Le vignoble fut créé entre le XVIe siècle et le début des années 1800. Actuellement, sa superficie est de l’ordre de 50 hectares d’un seul tenant. L’âge moyen des vignes est de vingt-cinq à trente ans pour le Château Poujeaux et cinq ans pour le Château La Salle de Poujeaux, le deuxième vin de la propriété.
Rappelons que presque tous les grands châteaux produisent un second vin : Pavillon Rouge à Château-Margaux, les Carruades de Lafite à Château-Lafite… Généralement, comme on fait à Bordeaux des vins d’assemblage (plusieurs cépages sont assemblés à la différence de la Bourgogne où seul le Pinot Noir est cultivé pour les vins rouges), les propriétaires ont pris l’habitude de proposer à leurs clients un autre vin, issu du même terroir, mais aux vignes plus jeunes (replantées) ou à la maturité un peu moins parfaite que celle réservée au premier vin.
Obtenus à l’intérieur de la quantité maximale autorisée à être produite, ces vins, vendus à moitié prix, se boivent plus jeunes et sont une parfaite introduction aux très grands vins.
Le terroir de Poujeaux est constitué d’un sol sablo-graveleux. Il accueille un encépagement de Cabernet-Sauvignon à 45 %, de Merlot à 35 % et de Cabernet-Franc et de Petit Verdot à 10% chacun. Les vins vieillissent en fûts de chêne pendant dix-huit mois, la futaille étant renouvelée par tiers chaque année. La vendange est, bien sûr, manuelle et Poujeaux produit environ 300 000 bouteilles par an.
Voici nos commentaires de dégustation sur quelques vins produits par Château Poujeaux dans des millésimes récents.
Poujeaux 1990
La couleur est de type foncé, pourpre, presque noire. Olfactivement, le fruit est bien marqué, avec une dominante à noyau (prune/pruneau) caractéristique du Cabernet, et des notes épicées (poivrées). En bouche, l’attaque est souple et laisse très vite se dégager une sensation de puissance avec beaucoup de matière. Les tanins sont souples, pas encore totalement fondus. Des notes vanillées liées au bois sont présentes et se combinent très bien aux arômes de fruits noirs.

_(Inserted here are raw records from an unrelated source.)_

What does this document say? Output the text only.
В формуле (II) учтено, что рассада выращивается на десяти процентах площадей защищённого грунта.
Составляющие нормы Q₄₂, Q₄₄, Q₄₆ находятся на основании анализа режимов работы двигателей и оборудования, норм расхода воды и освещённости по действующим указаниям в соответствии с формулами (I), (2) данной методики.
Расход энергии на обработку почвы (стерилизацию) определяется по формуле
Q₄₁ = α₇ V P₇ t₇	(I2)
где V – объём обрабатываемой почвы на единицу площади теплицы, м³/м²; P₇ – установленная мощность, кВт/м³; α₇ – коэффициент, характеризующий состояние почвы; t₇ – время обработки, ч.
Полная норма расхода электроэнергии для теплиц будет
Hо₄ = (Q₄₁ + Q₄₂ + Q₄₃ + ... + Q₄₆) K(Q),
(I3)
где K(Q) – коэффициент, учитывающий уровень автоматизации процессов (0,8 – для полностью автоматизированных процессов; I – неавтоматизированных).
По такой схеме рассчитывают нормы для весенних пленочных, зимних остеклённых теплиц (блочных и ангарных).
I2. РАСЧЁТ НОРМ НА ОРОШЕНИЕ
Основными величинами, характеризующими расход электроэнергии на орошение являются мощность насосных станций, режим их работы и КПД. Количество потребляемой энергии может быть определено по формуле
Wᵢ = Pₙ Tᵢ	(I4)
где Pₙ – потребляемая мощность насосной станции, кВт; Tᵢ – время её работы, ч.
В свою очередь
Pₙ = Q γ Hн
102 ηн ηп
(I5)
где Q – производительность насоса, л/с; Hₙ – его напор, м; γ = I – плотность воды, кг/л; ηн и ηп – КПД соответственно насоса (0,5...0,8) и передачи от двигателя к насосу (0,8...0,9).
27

Le vin possède un bel équilibre et la persistance, signe d’un grand vin, mesurée en caudalies (secondes), est très longue.
Château La Salle de Poujeaux 1993
(le Château La Salle de Poujeaux est le second vin du Château Poujeaux)
Le millésime 1993, sans atteindre la concentration de son frère aîné (Poujeaux 93), est très agréable. Moins concentré il est déjà prêt à boire et peut encore vieillir quatre-cinq ans. Au nez, on relève des notes vanillées avec des arômes de fruits noirs (cassis), bien mûrs. En bouche, les tanins sont encore présents, ne sont pas astringents, et donnent une belle matière (structure). Belle finale fruitée (prune).
Château La Salle de Poujeaux 1992
Le millésime 1992 est issu de tries sévères qui ont permis d’élaborer un très beau vin dans une année difficile. Du reste, le Château Poujeaux a gagné en 1995 la coupe des crus bourgeois, concours officiel où des oenologues et professionnels réputés désignent le meilleur vin sur trois millésimes (1990, 1991 et 1992).
La couleur est rouge grenat avec quelques signes d’évolution. En bouche, c’est un vin tendre et agréable, plein de fruits (rouges) et doté d’une belle vivacité (acidité). C’est le vin typique pour un plaisir immédiat bien que sa bonne structure tannique permette de penser qu’il pourra se conserver cinq ans sans problèmes.